Their discomfort reminds me, an American expat, of the tensions I felt nearly two decades ago as a young physician practicing in the racially-charged city of Philadelphia. There, waiting-room denizens held their breaths as broadcasters in Los Angeles announced the verdict in O.J. Simpson’s murder trial. Here and now in Israel, the jury is still out as to whether we will be able to shed the troubling status of mutual pretense among Arab and Jewish patients who feign attitudes of business as usual. In reality, previously empathetic efforts to buoy fellow cancer patients fail while authentic thoughts and feelings are no longer exchanged or even exposed.
As a cancer doctor, I know that many deaths do not show up in the daily “box score.” I know also that, with recent fighting, numbers of no-shows have dramatically risen. Summer vacations aren’t to blame. Patients defer vacations to undergo life-prolonging treatment. Likewise, attendance hasn’t declined because of Ramadan observance. Last year also, the month-long Islamic fast occurred in July without reduction in our waiting-room populations. So I have to wonder: are some afraid to leave home with mortar shells flying? Or, are patients no longer drawn to wait without the company of warm hugs? Whatever the problem, oncologic consequences are certain to be grave. Delaying or prolonging cancer treatment is known to compromise survival for a variety of tumor types. Treatment “time outs” allow malignant cells opportunity to fortify themselves, often with fatal outcomes for cancer patients.
A colleague mentioned to me that her mother had died of an analogous type of secondary wartime consequence, a phenomenon known now in her family as “collateral damage.” At the start of 1942, just after Pearl Harbor had been bombed, Americans were scrambling to prepare for war at home while soldiers shipped out to fight in foreign territory. President Roosevelt instituted a rationing program requiring coupons for purchase of items ranging from meat and butter to typewriters and gasoline. Scarce medicines—including the recently discovered penicillin—were sent overseas to aid troops, leaving civilian hospitals with inadequate supplies.
After my colleague’s mother had come down with pneumonia, her local clinic’s triage panel declined to release antibiotic. They allowed the 38-year-old woman to die of a curable infection. A Google search doesn’t reveal how many people met with similar fate, but with frustration, I know that today, around our hospital, the same category of gratuitous death hovers.

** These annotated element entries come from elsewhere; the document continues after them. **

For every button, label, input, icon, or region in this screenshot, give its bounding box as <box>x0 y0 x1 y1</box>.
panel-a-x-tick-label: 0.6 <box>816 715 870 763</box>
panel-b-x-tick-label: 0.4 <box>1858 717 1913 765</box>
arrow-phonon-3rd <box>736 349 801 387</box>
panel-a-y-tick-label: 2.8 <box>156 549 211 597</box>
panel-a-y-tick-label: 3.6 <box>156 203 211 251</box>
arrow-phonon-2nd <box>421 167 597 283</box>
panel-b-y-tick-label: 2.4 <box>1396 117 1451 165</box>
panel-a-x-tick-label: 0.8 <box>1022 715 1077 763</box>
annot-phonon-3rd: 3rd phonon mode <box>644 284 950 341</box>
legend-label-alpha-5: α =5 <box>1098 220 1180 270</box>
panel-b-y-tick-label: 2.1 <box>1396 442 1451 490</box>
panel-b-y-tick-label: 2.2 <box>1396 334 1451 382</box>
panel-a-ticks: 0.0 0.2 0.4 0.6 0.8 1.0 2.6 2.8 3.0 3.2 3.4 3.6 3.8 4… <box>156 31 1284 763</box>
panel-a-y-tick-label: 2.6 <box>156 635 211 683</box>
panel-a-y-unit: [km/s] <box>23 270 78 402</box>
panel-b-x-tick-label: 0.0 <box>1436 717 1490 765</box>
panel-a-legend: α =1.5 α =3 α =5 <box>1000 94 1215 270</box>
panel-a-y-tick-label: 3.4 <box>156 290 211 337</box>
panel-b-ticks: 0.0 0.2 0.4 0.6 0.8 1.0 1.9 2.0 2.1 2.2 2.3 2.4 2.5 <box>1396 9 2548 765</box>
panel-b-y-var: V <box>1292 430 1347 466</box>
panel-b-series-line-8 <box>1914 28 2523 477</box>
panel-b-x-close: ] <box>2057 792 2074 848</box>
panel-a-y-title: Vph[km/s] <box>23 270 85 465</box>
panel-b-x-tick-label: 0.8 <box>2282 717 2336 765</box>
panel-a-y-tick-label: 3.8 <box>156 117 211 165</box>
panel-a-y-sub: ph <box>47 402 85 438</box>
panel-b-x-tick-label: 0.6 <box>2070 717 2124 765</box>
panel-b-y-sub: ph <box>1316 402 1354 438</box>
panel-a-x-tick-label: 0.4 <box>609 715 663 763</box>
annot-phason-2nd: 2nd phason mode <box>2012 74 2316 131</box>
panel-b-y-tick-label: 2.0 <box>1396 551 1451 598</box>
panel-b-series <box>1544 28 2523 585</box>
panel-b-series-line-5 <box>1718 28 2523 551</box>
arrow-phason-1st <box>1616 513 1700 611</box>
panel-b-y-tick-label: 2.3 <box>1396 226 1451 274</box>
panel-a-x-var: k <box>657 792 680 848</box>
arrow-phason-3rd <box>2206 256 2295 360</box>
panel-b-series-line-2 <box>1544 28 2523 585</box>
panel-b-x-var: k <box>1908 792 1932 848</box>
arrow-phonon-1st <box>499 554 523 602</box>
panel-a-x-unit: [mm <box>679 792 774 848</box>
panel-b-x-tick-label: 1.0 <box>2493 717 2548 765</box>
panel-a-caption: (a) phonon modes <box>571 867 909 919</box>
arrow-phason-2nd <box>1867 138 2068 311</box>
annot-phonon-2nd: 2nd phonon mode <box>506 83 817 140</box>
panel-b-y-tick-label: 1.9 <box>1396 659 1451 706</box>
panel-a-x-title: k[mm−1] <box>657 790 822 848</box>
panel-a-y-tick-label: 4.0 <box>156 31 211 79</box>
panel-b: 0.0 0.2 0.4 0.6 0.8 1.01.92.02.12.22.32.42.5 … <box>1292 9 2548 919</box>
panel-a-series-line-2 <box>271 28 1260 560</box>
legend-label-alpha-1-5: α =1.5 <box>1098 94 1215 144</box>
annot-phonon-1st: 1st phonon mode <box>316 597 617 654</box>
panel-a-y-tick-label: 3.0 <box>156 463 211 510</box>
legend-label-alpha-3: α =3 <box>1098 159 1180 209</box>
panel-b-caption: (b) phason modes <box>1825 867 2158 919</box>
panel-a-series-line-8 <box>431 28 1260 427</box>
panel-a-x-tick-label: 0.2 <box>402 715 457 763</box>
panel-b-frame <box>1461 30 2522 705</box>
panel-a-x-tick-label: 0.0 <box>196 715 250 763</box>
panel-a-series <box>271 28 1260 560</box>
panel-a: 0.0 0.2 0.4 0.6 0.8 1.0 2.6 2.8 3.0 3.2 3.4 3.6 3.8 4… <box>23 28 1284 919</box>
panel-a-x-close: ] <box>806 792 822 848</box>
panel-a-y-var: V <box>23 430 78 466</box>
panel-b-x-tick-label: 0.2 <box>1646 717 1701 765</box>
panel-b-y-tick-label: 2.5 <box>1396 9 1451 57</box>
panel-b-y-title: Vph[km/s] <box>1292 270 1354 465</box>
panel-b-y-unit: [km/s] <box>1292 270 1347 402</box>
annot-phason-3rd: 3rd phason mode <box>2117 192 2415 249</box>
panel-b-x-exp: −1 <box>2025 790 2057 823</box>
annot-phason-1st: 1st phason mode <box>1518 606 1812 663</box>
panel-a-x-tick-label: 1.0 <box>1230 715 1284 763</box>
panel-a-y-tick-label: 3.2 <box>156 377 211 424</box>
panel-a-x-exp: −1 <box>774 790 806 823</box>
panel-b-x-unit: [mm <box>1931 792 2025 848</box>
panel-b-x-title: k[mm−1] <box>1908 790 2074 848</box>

In general, physicians have been mindful of maintaining a heightened level of professionalism that is not influenced by political leanings during the current war. At my hospital, a memo in fancy Hebrew reinforces the simple fact that people are people and must be cared for accordingly. Down the road in Ramat Gan, deputy director of the Sheba Medical Center, Professor Rafi Walden—also the leader of the local Physicians for Human Rights chapter, as well as son-in-law of Shimon Peres—states that his hospital admitted 50 Gazan patients yesterday and will continue to admit Gazans even if there is no reimbursement from the PA.
Although, by classic definition, oncology waiting rooms may not qualify as war-zone frontiers, behavior may say otherwise. Grounded in tenets of professionalism, doctors, so far, continue their medical ministries. However, one of the many tragedies of the current conflict is that patients have surrendered their boundless capacity to identify with the narratives of the neighbors they once loved.